The room stayed silent.
And outside, the city moved on in blissful ignorance, unaware that its fate now balanced on a silent moment between Father and Son.
Elsewhere
The creature walked down the street, its stolen body moving with quiet grace. Each step grew steadier as it learned how muscles stretched and bones shifted under skin. The morning sun burned against its new eyes, so it slipped into a dark alley, weaving between dumpsters and dripping pipes until it found what it needed.
A bar.
The neon sign above the door buzzed faintly in the dim alley light. RED MOON, it read in flickering letters. The smell of stale beer and old sweat curled out from the cracked doorway. Music pulsed low from inside, a heavy bass that rattled the broken glass wedged into the concrete outside.
The creature paused for a moment, tilting its head as it listened to the music. It felt each beat vibrate through its chest. A strange sensation. Almost... grounding.

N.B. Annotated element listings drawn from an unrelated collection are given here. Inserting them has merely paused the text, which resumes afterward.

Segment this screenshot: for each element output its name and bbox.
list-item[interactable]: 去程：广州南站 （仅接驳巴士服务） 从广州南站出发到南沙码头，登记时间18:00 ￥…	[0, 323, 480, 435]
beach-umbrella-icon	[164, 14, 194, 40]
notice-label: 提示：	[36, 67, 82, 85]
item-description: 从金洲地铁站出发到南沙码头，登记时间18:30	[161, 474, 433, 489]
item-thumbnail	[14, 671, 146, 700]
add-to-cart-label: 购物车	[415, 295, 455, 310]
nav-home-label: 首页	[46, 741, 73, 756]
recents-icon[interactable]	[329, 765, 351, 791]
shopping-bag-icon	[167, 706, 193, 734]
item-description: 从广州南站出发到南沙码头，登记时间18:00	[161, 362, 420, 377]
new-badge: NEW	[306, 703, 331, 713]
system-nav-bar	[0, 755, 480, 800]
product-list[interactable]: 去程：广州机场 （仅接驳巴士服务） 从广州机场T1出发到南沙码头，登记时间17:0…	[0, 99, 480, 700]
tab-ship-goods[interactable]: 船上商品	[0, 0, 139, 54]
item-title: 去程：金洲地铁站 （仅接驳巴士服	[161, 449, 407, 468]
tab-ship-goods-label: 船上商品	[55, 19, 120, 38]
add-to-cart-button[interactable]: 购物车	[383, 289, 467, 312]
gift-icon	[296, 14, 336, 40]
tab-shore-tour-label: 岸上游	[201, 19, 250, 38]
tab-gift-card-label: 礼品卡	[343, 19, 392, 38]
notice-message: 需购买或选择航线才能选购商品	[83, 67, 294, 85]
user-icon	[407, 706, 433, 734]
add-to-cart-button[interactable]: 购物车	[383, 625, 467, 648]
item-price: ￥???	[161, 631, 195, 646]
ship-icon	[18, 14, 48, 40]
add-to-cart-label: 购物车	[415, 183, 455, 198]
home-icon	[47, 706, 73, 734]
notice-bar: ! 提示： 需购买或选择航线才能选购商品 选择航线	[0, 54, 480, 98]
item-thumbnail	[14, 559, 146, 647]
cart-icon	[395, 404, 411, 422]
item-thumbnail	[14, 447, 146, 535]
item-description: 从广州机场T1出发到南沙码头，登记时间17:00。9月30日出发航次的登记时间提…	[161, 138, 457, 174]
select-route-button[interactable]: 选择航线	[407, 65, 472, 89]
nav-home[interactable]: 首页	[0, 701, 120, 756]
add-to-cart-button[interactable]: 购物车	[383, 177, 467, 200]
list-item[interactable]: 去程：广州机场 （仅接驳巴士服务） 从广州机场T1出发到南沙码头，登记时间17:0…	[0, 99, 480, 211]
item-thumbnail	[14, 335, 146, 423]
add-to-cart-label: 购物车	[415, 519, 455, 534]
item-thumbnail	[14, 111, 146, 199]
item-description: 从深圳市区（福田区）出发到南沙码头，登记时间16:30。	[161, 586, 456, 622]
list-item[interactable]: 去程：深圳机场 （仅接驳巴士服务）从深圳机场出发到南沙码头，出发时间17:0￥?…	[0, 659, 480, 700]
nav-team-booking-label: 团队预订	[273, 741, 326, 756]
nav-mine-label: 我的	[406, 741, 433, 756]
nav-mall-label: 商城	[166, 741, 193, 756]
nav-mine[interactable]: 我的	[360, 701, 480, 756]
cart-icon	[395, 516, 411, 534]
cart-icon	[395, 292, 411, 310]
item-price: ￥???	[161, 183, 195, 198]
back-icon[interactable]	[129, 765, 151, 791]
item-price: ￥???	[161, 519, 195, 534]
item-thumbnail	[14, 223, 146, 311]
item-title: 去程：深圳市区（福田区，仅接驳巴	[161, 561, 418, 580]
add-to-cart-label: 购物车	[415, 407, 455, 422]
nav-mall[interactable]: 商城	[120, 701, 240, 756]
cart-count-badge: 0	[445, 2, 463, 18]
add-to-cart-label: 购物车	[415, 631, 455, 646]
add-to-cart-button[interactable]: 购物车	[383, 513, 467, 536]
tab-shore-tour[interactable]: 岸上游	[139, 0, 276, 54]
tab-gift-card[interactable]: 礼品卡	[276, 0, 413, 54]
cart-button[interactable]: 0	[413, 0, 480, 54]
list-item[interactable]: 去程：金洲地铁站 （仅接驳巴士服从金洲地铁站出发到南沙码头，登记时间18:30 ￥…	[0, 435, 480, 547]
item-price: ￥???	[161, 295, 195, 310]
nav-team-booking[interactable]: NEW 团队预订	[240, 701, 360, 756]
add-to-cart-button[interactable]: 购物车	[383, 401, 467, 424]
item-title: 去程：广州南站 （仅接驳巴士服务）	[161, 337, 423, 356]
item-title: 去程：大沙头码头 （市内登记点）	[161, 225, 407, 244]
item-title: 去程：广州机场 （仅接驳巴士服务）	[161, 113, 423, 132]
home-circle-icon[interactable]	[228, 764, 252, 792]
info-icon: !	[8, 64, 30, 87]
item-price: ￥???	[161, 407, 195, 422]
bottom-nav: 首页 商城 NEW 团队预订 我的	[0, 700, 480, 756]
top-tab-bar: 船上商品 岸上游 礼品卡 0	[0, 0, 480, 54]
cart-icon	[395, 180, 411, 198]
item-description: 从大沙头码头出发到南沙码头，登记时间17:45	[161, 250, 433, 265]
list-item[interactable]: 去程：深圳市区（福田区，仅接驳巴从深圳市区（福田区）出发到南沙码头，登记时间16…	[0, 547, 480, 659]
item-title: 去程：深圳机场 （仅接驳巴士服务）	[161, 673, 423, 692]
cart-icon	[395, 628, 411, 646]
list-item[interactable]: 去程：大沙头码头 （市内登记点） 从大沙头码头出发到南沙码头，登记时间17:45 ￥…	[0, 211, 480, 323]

It stepped forward and pushed the door open.
Warm, stale air washed over its face. Inside, bodies slumped over tables. Cigarette smoke curled in thin ribbons toward the ceiling fans. A bartender wiped glasses with slow, bored movements.
The creature walked in silently, brown eyes scanning the dark room with calm curiosity.
Learning.
Adapting.
It smiled faintly and moved to the bar.